GPU and CPU Acceleration
CPU Multi-Threading
The kernels and solvers implemented in FLOWPanel are parallelized (threaded) in CPU by default. However, in order to activate the CPU parallelization, the user needs to launch Julia with multi-threading activated. For instance, to launch Julia with 4 threads:
$ julia --threads 4
You can then verify that the 4 threads became available:
julia> Threads.nthreads()
4
Porting to GPU
The solver can be seamlessly ported to GPU by indicating the type of array to be used internally.
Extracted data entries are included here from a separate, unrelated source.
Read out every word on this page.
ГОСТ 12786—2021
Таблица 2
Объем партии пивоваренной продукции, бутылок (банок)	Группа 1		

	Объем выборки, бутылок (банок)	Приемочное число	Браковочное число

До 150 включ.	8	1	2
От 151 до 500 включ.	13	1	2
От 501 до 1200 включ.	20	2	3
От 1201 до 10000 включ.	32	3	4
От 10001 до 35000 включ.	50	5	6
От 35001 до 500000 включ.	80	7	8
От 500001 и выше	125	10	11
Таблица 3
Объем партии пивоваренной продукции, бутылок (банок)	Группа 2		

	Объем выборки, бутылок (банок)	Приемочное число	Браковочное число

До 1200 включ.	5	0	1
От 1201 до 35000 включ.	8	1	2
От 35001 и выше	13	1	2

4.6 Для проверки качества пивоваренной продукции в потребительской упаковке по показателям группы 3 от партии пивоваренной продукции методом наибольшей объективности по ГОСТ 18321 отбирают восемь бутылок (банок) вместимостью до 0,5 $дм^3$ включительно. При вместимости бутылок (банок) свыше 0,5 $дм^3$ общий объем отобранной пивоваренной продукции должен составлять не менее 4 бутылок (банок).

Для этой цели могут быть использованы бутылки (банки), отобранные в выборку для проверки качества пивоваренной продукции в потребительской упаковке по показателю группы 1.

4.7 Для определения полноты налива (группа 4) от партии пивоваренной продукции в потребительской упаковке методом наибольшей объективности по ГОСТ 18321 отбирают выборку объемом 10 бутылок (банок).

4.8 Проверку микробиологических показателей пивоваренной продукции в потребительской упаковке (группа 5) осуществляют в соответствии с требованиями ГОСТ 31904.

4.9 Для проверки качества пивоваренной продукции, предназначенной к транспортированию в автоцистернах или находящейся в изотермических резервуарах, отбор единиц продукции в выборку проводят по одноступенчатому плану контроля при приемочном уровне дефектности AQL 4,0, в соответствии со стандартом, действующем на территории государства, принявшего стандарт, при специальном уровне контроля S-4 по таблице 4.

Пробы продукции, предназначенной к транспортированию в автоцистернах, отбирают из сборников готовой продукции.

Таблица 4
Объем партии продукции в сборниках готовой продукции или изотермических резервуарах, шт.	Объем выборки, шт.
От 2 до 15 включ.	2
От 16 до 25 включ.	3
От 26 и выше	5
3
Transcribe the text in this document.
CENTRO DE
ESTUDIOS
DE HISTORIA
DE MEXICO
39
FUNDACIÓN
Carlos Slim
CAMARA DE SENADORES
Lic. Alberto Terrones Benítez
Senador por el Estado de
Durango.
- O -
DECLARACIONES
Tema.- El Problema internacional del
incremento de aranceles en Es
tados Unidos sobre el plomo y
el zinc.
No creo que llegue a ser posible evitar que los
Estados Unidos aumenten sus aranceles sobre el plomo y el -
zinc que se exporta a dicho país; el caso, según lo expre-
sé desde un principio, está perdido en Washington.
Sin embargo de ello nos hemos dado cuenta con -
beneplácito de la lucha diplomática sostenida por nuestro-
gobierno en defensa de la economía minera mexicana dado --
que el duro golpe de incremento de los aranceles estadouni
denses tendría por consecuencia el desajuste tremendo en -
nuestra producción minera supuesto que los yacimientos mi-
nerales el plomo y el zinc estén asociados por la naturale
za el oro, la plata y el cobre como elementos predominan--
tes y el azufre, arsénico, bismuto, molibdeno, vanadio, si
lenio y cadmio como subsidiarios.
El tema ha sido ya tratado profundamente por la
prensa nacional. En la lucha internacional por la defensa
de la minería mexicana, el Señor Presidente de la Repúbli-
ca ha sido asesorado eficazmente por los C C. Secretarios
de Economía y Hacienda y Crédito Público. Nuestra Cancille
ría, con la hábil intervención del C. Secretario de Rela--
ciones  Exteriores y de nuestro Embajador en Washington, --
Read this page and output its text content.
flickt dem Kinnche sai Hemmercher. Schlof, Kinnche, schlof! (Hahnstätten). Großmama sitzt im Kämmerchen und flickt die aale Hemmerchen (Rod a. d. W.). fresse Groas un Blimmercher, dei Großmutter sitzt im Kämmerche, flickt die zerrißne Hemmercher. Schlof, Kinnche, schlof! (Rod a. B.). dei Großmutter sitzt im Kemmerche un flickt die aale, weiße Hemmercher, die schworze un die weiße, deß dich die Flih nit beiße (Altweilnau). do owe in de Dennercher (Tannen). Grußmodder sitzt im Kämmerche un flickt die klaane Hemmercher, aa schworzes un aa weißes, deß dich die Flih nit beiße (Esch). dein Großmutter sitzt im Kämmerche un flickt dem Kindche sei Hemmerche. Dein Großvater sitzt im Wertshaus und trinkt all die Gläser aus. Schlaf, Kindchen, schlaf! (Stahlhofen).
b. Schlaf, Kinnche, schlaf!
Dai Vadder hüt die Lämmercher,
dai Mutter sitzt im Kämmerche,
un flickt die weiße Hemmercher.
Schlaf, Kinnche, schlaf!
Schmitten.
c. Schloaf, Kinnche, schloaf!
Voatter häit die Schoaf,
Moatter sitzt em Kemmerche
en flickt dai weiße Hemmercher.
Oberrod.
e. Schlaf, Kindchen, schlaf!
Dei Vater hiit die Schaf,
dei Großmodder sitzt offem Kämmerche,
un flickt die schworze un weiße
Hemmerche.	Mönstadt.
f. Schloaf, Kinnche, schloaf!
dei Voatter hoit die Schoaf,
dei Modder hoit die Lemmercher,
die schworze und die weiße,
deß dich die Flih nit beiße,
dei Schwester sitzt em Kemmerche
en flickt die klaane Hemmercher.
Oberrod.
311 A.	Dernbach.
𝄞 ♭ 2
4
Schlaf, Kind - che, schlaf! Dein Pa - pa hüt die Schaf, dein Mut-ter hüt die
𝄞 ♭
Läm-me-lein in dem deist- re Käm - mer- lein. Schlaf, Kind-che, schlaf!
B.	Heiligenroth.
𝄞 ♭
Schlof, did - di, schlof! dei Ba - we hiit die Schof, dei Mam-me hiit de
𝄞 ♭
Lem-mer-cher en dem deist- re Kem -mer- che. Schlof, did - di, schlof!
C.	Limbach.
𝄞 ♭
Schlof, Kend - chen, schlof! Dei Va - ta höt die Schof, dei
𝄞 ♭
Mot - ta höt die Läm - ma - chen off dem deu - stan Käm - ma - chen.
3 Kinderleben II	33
The Julia GPU interface is the same for any GPU hardware and platform (NVIDIA CUDA, AMD ROCm, and Mac Metal), however, we have only tested NVIDIA GPUs.
For an NVIDIA GPU, first import the CUDA package before running the code of the previous section,
julia> import CUDA
check that the GPU hardware is ready to be used,
julia> CUDA.functional()
true
and instead of letting the solver default its internal arrays to CPU, change the solver call from
julia> pnl.solve(body, Uinfs, Das, Dbs)
to
julia> pnl.solve(body, Uinfs, Das, Dbs; GPUArray=CUDA.CuArray{Float32})
For AMD GPU:
julia> import AMDGPU
julia> AMDGPU.functional()
true
julia> AMDGPU.functional(:MIOpen)
true
julia> pnl.solve(body, Uinfs, Das, Dbs; GPUArray=AMDGPU.ROCArray{Float32})
For Metal GPU:
julia> import Metal
julia> Metal.functional()
true
julia> pnl.solve(body, Uinfs, Das, Dbs; GPUArray=Metal.MtlArray{Float32})
We have only tested NVIDIA GPUs